The Big Daddy was with them too, though this isn’t him – I just liked the reflection.
The wind turbine at Yelvertoft marina had been turning slowly as we passed. Here it is behind the trees on the far hill.
It was a T-shirt-and-shorts-outside-on-the-bank-till-after-8.30 sort of day, in the wonderful Northamptonshire countryside. How lucky we are.
About 9 miles, 7 locks (Watford flight), Crick tunnel.
Monday, 23 July 2018
Some heavy locks
Wednesday 18th July; Flecknoe to Braunston tunnel (east end)
We have had no luck with a signal for days, so this blog is getting very behind.
There were reminders that we are on one of the busiest parts of the network from about 7 this morning. We were ready to leave at about 9.30, but as soon as we had pulled pins (or unhooked hooks, in this case), more boats appeared. Eventually the canal was clear enough for us to go.
The busiest parts of the moorings, nearer to bridge 102, had plenty of space by now but many boats were staying put, with washing going out to dry. Once more the weather was warm but without too strong a sun as we made our way towards Braunston. Of course, when we met a boat it was at the very junction so we ended up reversing a little way to let them come through.
We moored shortly before the Stop House water point, and went up to the village for some shopping. It’s a pleasant walk up the hill from the bridge and Meg enjoys it too. The grass is as dry as everywhere else but there are wild flowers in bloom, like this pretty mallow.
On the way back I popped into AJ Canopies at the marina. The canopy guy bungees on our very ancient pram cover (which is just a flat sheet to cover the rear deck when we are away) have all failed over the years and been replaced by ones that aren’t quite the right length. When we leave the boat, unless we prop the canopy up on a folding chair with a bucket on the seat, any rain pools instead of running off and breaks even more of them. AJ don’t use the ones we think are the originals, but now I have some shock cord to make some ourselves.
We had lunch and set off for the locks. Two boats were just emerging from the bottom lock, but even better a boat appeared behind us so we had company. As well as the water saving in this dry weather, it made the locks a great deal quicker to work. NB Concorde was on the way back to Weltonfield Marina. These gates are heavy! But the owners have a similar outlook on life to us and we work the locks exactly the same way, so we had a very enjoyable ascent together.

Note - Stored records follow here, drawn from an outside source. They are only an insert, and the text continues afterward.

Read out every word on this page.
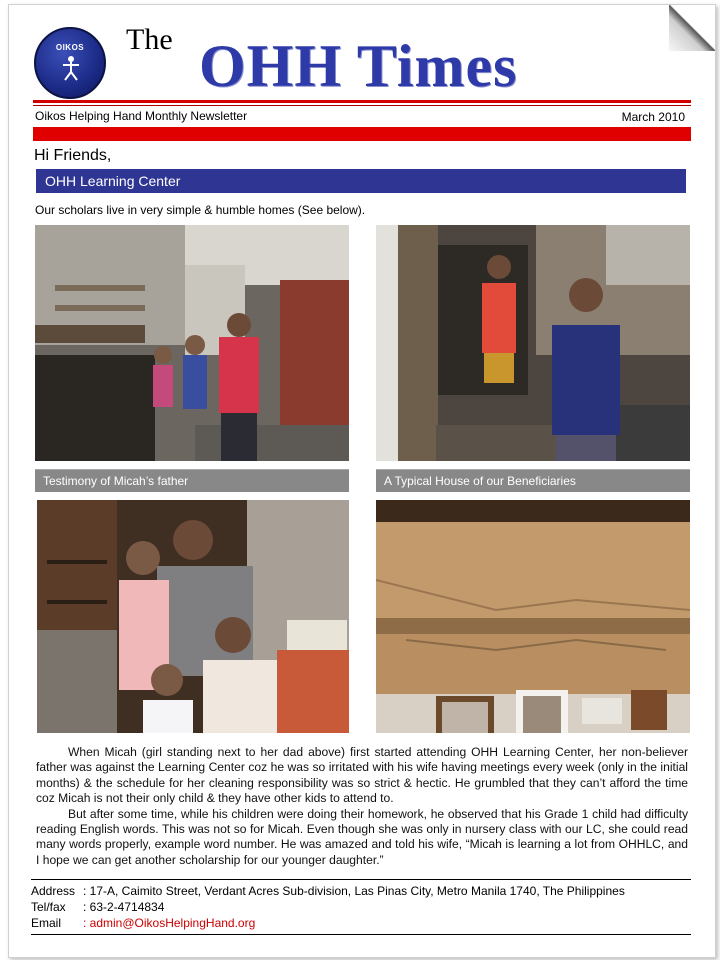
OIKOS The OHH Times
Oikos Helping Hand Monthly Newsletter	March 2010
Hi Friends,
OHH Learning Center
Our scholars live in very simple & humble homes (See below).
Testimony of Micah’s father	A Typical House of our Beneficiaries

When Micah (girl standing next to her dad above) first started attending OHH Learning Center, her non-believer father was against the Learning Center coz he was so irritated with his wife having meetings every week (only in the initial months) & the schedule for her cleaning responsibility was so strict & hectic. He grumbled that they can’t afford the time coz Micah is not their only child & they have other kids to attend to.

But after some time, while his children were doing their homework, he observed that his Grade 1 child had difficulty reading English words. This was not so for Micah. Even though she was only in nursery class with our LC, she could read many words properly, example word number. He was amazed and told his wife, “Micah is learning a lot from OHHLC, and I hope we can get another scholarship for our younger daughter.”

Address : 17-A, Caimito Street, Verdant Acres Sub-division, Las Pinas City, Metro Manila 1740, The Philippines
Tel/fax : 63-2-4714834
Email : admin@OikosHelpingHand.org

With boats coming down too it wasn’t long before we were approaching the tunnel. It’s double-width, and we were through in about 20 minutes without meeting another boat. We moored in peace and quiet between bridges 6 and 7, beneath the trees.
There were some rough steps up the bank, so up I went expecting to see a field or woodland. Imagine my surprise to find a half-built housing estate! It must be right on the edge of Daventry. The builders weren’t too noisy so apart from a larger number than expected of walkers, runners and cyclists on the towpath it was still pretty peaceful.
We Dave made a start on making new canopy guys for the pram cover.